Numa carta aberta, no jornal O Mundo, Alfredo Guisado e António
Ferro, ambos republicanos, ambos do Partido Democrático de Afonso Costa,
repudiaram o comentário de Álvaro de Campos. Deixaram de colaborar no Orpheu.
Também se demarcou Mário de Sá-Carneiro e, em especial, Almada Negreiros.
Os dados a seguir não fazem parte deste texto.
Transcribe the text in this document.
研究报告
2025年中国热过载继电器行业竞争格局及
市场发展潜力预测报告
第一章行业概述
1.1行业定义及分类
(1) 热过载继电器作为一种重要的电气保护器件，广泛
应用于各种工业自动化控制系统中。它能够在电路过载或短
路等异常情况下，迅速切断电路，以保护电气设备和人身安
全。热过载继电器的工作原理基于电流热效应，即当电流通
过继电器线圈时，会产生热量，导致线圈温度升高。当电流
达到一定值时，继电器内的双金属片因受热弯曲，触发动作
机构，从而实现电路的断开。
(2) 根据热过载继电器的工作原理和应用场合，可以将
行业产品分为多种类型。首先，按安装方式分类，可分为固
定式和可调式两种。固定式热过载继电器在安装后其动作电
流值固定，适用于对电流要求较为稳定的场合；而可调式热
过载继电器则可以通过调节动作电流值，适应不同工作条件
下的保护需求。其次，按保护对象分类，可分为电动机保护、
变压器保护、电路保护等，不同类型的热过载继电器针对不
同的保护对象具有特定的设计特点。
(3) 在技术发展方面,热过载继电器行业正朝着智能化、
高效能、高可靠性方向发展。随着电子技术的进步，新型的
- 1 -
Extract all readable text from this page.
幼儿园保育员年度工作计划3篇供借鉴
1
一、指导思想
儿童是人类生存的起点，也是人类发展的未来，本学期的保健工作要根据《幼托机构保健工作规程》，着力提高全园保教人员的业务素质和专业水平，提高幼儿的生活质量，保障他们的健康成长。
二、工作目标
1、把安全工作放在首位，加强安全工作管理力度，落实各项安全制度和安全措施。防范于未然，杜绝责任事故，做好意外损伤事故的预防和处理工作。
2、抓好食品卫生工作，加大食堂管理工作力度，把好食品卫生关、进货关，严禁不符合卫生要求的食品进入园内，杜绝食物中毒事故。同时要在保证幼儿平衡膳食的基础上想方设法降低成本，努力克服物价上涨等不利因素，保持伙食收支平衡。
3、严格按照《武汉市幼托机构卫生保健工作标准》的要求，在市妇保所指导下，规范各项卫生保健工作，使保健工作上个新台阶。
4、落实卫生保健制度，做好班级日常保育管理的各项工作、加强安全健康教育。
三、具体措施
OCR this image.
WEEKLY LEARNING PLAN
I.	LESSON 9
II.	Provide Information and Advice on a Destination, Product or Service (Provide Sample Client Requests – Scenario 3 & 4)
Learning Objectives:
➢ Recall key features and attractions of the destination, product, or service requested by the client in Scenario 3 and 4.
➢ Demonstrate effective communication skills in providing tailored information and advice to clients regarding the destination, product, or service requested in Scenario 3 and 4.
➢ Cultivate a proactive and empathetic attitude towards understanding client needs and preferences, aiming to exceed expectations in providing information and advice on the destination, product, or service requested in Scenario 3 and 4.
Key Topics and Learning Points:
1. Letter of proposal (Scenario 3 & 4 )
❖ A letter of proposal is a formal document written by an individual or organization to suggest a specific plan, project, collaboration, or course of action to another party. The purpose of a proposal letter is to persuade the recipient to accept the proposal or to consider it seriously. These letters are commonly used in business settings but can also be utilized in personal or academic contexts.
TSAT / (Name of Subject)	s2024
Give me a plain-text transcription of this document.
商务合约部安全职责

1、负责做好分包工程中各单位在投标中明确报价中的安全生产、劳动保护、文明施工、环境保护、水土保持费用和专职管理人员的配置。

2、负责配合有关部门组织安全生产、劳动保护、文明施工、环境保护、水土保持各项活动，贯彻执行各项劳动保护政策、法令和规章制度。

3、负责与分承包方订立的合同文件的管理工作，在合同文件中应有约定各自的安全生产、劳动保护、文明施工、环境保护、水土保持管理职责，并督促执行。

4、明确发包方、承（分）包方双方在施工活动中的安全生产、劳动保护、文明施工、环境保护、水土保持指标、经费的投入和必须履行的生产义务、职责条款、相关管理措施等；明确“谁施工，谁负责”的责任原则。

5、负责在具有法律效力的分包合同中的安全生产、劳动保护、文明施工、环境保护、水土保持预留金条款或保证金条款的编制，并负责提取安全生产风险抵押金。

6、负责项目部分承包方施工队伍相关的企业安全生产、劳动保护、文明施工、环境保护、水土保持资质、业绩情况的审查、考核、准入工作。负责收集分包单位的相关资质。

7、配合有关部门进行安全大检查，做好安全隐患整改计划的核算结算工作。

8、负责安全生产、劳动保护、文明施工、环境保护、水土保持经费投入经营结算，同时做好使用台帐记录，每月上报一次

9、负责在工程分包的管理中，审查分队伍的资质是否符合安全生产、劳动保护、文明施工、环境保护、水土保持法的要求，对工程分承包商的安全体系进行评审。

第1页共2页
Apesar de católico praticante, monárquico assumido e muitos anos aluno interno
do Colégio de Campolide dos Jesuítas, Almada deslocou-se, pessoalmente, a 7 de
Julho de 1915, à redação d’A Capital para esclarecer que a frase de Álvaro de
Campos resultara de “manifesto estado de embriaguez”. Foi a primeira alusão
pública ao alcoolismo de Pessoa, antes da fotografia a “decilitrar” na taberna
de Abel Pereira da Fonseca.
Três nomes do Orpheu vão evidenciar-se e definir o futuro:
Fernando Pessoa (ortónimo e heterónimo), Mário de Sá-Carneiro e Almada Negreiros.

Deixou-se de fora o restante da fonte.